Es kam endlich der Tag der Abfahrt, man ordnete alles an, band Alpenblumenkränze und Edelweiß und Edelrautenbüschl, und als es Abend geworden, versammelte sich das Alpenvolk für dieses Jahr zum letzten Male in der Hütte und hielt den gewöhnlichen Abschiedsschmaus mit den "führnembscht'n" Rahmnocken. Auf einmal entfielen den Hirten die Löffel von jähem Schrecken; denn plötzlich rief der Naz mit kreischender Stimme: "I will a Nock'n!" und erhob sich von seinem Sitz und hielt Schüssel und Löffel empor. Aber Senn und Hirten sprangen aus der Stube in die Käser und verkrochen sich wie Murmenteln in Winkel und Löcher, während der Naz in voller Behaglichkeit und Ruhe alle Rahmnocken verschlang und vollkommen ruhig blieb. Nach und nach begaben sich die Leute in ihre Schlemm (Schlafstätte). Der Senn, der sonst in der Stube lag, legte sich jetzt aus Furcht zuhinterst in die große Schlemm der Hirten an die Wand, die drei Hirten legten sich neben ihn. Aber die Furcht ließ sie nicht schlafen, und da es gen Mitternacht ging, da trat der schreckliche Naz aus der Stube vor die Schlemm hin, in welcher die viere lagen, glotzte sie mit fürchterlichen Augen an und begann einen nach dem andern anzugreifen. "Der ischt's not", sagte der Naz beim ersten Hirten; "der ischt's not", sagte der Naz beim zweiten; "der ischt's not!" sagte der Naz beim dritten. "Hui! der ischt's!" sagte der Naz, als er auf den Senn zu greifen kam und ihn krallenartig packte, über die drei Hirten weghob und ins Freie hinaus trug. Bald darauf hörten die Hirten den Senn so jämmerlich schreien und winseln, daß ihnen die Haare zu Berge standen. Hernach kam der Naz wieder herein, reckte sein Kürbisgesicht gegen die Schlemm und sagte: "Der hat sein'n Lohn! So soll es jedem Schinder und Schaber ergehen, der die Armen
verhöhnt!" Dann ging er zur Tür hinaus und ward nie mehr gesehen.
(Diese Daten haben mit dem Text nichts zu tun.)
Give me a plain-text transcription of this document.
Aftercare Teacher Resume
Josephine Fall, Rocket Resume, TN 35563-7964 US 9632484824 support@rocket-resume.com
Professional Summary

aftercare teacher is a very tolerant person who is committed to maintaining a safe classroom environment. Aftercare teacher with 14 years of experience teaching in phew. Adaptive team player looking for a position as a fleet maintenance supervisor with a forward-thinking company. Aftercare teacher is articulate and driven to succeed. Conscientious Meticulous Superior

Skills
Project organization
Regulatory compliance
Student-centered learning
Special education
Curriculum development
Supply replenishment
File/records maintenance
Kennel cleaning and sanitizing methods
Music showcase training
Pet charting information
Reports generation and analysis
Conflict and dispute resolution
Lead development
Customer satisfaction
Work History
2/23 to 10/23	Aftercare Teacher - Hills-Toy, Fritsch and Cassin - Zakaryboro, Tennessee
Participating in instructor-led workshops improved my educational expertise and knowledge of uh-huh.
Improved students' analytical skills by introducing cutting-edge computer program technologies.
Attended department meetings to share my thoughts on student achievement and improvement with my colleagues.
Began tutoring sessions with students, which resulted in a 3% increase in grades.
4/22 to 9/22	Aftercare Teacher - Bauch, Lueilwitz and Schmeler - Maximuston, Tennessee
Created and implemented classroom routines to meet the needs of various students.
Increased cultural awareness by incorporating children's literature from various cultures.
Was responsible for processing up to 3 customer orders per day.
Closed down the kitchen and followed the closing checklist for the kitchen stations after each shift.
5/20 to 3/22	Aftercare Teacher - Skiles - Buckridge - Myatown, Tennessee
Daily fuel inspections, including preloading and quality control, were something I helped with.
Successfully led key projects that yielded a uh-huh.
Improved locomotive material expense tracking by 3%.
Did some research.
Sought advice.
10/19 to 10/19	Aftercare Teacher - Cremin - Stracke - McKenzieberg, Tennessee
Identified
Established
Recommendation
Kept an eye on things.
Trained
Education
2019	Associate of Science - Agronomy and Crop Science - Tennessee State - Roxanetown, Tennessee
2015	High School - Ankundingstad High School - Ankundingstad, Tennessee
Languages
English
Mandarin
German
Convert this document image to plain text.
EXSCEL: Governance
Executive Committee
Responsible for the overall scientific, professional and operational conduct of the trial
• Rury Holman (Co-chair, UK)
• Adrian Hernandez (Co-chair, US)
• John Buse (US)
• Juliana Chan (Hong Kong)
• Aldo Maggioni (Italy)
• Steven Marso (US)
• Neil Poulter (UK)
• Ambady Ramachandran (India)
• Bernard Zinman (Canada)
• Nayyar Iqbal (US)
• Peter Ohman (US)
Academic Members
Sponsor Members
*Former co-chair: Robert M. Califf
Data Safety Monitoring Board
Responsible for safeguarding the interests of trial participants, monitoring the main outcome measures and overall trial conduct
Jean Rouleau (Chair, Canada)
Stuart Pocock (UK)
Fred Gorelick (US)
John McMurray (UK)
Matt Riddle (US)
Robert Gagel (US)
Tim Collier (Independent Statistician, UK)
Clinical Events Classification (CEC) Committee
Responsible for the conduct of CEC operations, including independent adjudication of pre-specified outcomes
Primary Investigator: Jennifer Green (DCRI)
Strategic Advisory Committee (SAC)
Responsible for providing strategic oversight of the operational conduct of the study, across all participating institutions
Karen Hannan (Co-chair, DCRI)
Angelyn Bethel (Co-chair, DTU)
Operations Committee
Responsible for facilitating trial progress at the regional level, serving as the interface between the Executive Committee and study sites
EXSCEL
Am andern Morgen erblickte man den Leib des Senn geschunden auf dem Dach der Alpe liegen, seine Haut aber war über den Stuhl gebreitet, auf welchem früher der Naz gesessen hat. Seitdem heißt man diese Alpe die Schinderalpe, und ein Ferner, der sich weit vorgeschoben, hat sie so sehr verdorben, daß sie jetzt nur mit Galtvieh befahren wird.

Ähnliche "Schinderalmsagen" begegnen auch im Zillertale.


Quelle: Deutsche Alpensagen. Gesammelt und herausgegeben von Johann Nepomuk Ritter von Alpenburg, Wien 1861, Nr. 300.